Habitusreflexivität als ergänzende Perspektive
Ergänzend zu diesem Orientierungsrahmen schlage ich Habitusreflexivität als Perspektive im Umgang mit gesellschaftlicher Vielfalt vor. Damit beziehe ich mich auf das soziologische Konzept des Habitus von Pierre Bourdieu (1987, 1993). Der Habitus umfasst Wahrnehmungs-, Denk- und Handlungsmuster, die Menschen durch ihre soziale Herkunft, Bildung und Lebenserfahrung verinnerlichen. Tragende Säulen des Habitus sind Ethnie, soziale Herkunft bzw. Milieu und Geschlecht. Diese Prägungen beeinflussen, wie Menschen kommunizieren, auftreten, entscheiden – auch in professionellen Rollen. Habitusreflexivität richtet die Aufmerksamkeit auf genau diese verinnerlichten sozialen Prägungen. Unbewusste Bewertungen, strukturelle und Selbst-Ausschlüsse sowie Hierarchien, die nicht immer mit offensichtlicher Diskriminierung zu tun haben, können so erkannt werden. Damit wird die supervisorische Perspektive um eine soziale Tiefenschärfe erweitert.
Mehr Diversitätskompetenz
Supervision steht zunehmend in der Verantwortung, sich zu Fragen von (Un‑)Gleichbehandlung zu positionieren. Dies nicht in einer oberflächlichen, performativen Weise, sondern mittels eines tiefergehenden Hinterfragens und einer Dekonstruktion von Machtstrukturen. Deshalb ist es unverzichtbar, dass Supervisor*innen bereits in der Weiterbildung eine fundierte Diversity-Kompetenz erwerben. Diese umfasst u. a. die Fähigkeit, die eigenen Werte, Erfahrungen und Privilegien in Bezug auf Diversität zu reflektieren und aus einer Haltung der kritischen Selbstbeobachtung heraus adäquat zu reagieren (Dreas & Rastetter, 2015). Außerdem braucht es Wissen über Diversität und Diskriminierungspotenziale in der Gesellschaft, wobei (Vorab-)Kategorisierungen von Supervisand*innen zu vermeiden sind (Kornau, 2025). Die (Selbst-)Reflexion der Lehrenden spielt dabei eine Schlüsselrolle. Es wäre nicht nur aus diesem Grunde äußerst sinnvoll, Lehrende mit unterschiedlichen kulturellen, sozialen und religiösen Hintergründen in die Weiterbildung einzubinden.

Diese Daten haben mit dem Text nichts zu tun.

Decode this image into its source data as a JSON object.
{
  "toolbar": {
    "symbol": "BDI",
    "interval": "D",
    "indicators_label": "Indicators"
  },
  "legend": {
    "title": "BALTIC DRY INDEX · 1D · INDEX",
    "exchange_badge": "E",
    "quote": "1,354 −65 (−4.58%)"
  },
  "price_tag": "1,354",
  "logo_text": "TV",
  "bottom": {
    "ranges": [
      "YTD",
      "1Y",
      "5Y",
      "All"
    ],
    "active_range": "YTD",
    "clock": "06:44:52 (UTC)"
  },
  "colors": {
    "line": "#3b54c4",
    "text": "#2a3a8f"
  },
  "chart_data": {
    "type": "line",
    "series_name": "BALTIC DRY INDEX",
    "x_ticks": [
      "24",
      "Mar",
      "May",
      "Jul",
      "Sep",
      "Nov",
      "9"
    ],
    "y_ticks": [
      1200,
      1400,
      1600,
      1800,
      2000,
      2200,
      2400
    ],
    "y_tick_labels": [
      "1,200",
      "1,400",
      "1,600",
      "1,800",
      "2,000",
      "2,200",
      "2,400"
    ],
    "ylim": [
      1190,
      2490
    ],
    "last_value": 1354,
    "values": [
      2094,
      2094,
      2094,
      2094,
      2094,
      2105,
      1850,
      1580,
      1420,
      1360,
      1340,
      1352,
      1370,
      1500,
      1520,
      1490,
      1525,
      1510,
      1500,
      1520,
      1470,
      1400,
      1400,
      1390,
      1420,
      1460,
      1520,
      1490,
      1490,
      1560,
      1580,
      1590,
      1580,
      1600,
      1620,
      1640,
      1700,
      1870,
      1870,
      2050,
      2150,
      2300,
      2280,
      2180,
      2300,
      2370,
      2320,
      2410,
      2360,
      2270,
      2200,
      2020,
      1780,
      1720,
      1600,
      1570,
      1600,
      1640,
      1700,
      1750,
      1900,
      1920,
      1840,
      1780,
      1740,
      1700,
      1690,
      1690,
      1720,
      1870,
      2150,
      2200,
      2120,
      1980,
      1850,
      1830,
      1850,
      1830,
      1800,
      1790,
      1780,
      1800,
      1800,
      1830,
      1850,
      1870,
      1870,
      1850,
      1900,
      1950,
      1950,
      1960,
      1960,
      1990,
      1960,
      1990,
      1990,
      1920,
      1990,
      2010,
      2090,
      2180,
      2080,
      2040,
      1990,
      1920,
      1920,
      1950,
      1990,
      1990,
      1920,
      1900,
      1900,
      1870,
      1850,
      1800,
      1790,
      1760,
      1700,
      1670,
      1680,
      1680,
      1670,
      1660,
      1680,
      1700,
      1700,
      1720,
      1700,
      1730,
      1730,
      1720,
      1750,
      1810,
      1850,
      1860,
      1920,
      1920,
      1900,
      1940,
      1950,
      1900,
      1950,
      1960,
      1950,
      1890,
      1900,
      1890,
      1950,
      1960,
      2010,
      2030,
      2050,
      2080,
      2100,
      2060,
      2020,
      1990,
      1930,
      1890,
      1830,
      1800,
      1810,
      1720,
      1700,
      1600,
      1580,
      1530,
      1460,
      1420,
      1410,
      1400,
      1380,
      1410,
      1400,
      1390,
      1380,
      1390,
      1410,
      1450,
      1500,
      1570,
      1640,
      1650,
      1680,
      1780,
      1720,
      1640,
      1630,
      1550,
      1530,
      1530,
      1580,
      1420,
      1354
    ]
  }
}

Neben weiterem Forschungsbedarf in der Supervision unter Einbezug sozialwissenschaftlicher Wissensbestände, wie z. B. postkoloniale Theorien, intersektionale Ansätze, feministische Perspektiven, Beiträge von BIPoC-Autor*innen, lassen sich folgende Empfehlungen insbesondere für den Weiterbildungskontext aussprechen: Diversität ist als Querschnittsthema zu verankern, d. h. Themen wie Rassismus, Migration, Religion, Gender, Klasse, Behinderung etc. sollten nicht als Zusatz behandelt, sondern in allen Modulen und Settings mitgedacht werden – von Kommunikation über Fallarbeit bis zur Selbsterfahrung. Es braucht Supervisor*innen, die sich mit ihren eigenen Prägungen und Vorurteilen, mit Gefühlen des Befremdet-Seins, des Fremd-Seins auseinandersetzen (Rohr, 2019), und die dazu bereit sind, Kolleg*innen aus der Community kritisch-solidarisch herauszufordern (Pohlkamp, 2025). Diskriminierungskritische Supervision kann einen Raum bieten, um sich mit Vielfalt, Pluralität, Heterogenität, Uneindeutigkeit und Ambiguitätstoleranz auseinanderzusetzen und gleichzeitig marginalisierte Personen zu stärken.
Literatur
Antidiskriminierungsstelle des Bundes. (2022). AGG-Wegweiser. Erläuterungen und Beispiele zum Allgemeinen Gleichbehandlungsgesetz. Letzter Zugriff am 29.04.2025 unter https://www.antidiskriminierungsstelle.de/SharedDocs/downloads/DE/publikationen/Wegweiser/agg_wegweiser_erlaeuterungen_beispiele.html.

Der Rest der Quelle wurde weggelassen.